Berghahn (2010) analyzes the debate on the usefulness of the concepts of 'Americanization' and 'Westernization'. He reviews the recent research on the European–American relationship during the Cold War that has dealt with the cultural influence of the United States upon Europe. He then discusses the relevant work on this subject in the fields of economic and business history. Overall, the article tries to show that those who have applied the concept of 'Americanization' to their research on cultural or economic history have been well aware of the complexities of trans-Atlantic relations in this period, whether they were viewed as a two-way exchange or as a process of circulation.[36]

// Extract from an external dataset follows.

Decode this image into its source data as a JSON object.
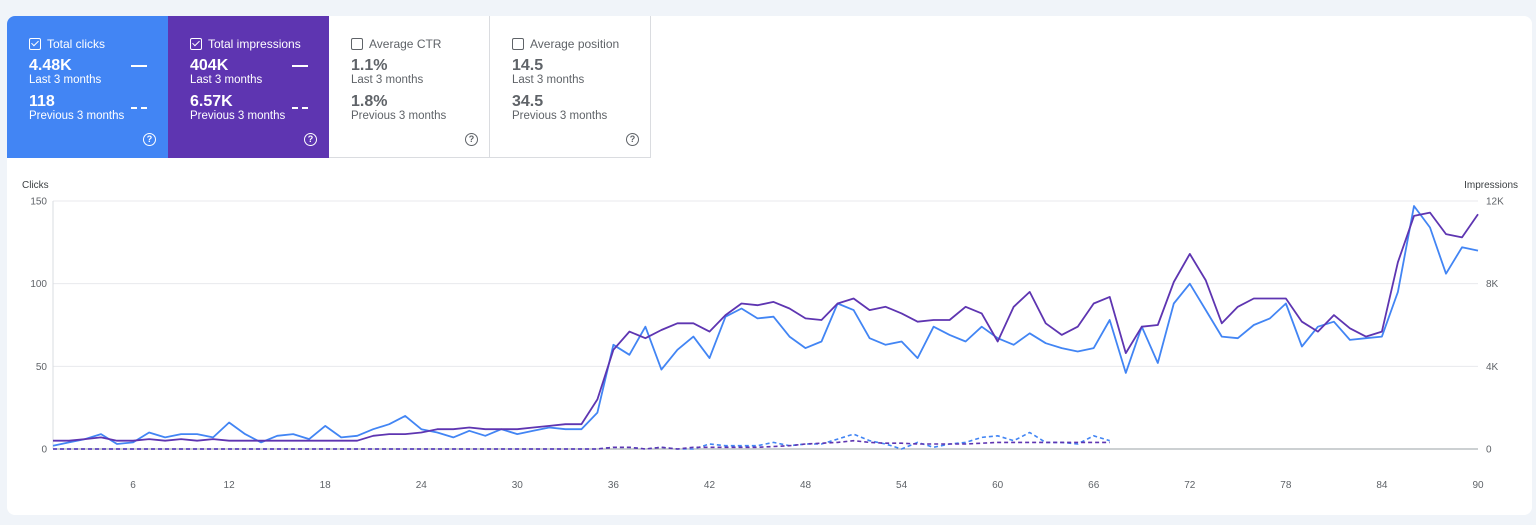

Some critics believe that the result of the rivalry between Sinicization and Americanization may lead to the emergence of a third power or turn one of the two into the actor with the most bargaining power. In the midst of this competition, the interests and rights of local businesses may be violated.[37] Others such as Francis Fukuyama argue that the fall of the Berlin Wall in 1989 prompted a unipolar global capitalist reality that meant the "end of history".[38] Some see this as a flawed view, mired in US exceptionalism. John Fousek said "the triumphalism embedded in Francis Fukuyama's view that the end of the Cold War marked the end of history, constitutes a new, historically contingent variation on the ideology that framed conflict in the beginning".[39] Instead Americanisation, in the eyes of Mary Nolan, is not an all consuming force and what emerged during 1990 was "a multipolar global order".[40] Therefore, the actual impact the U.S. and Americanisation has on the globe is hotly debated and runs deep into modern political policymaking. The traditional exceptional image of U.S. complete hegemonic power can be "quite dangerous" because it prompted American intervention in Iraq and Afghanistan, which just like in Vietnam, proved to show the limitations of American power across the globe.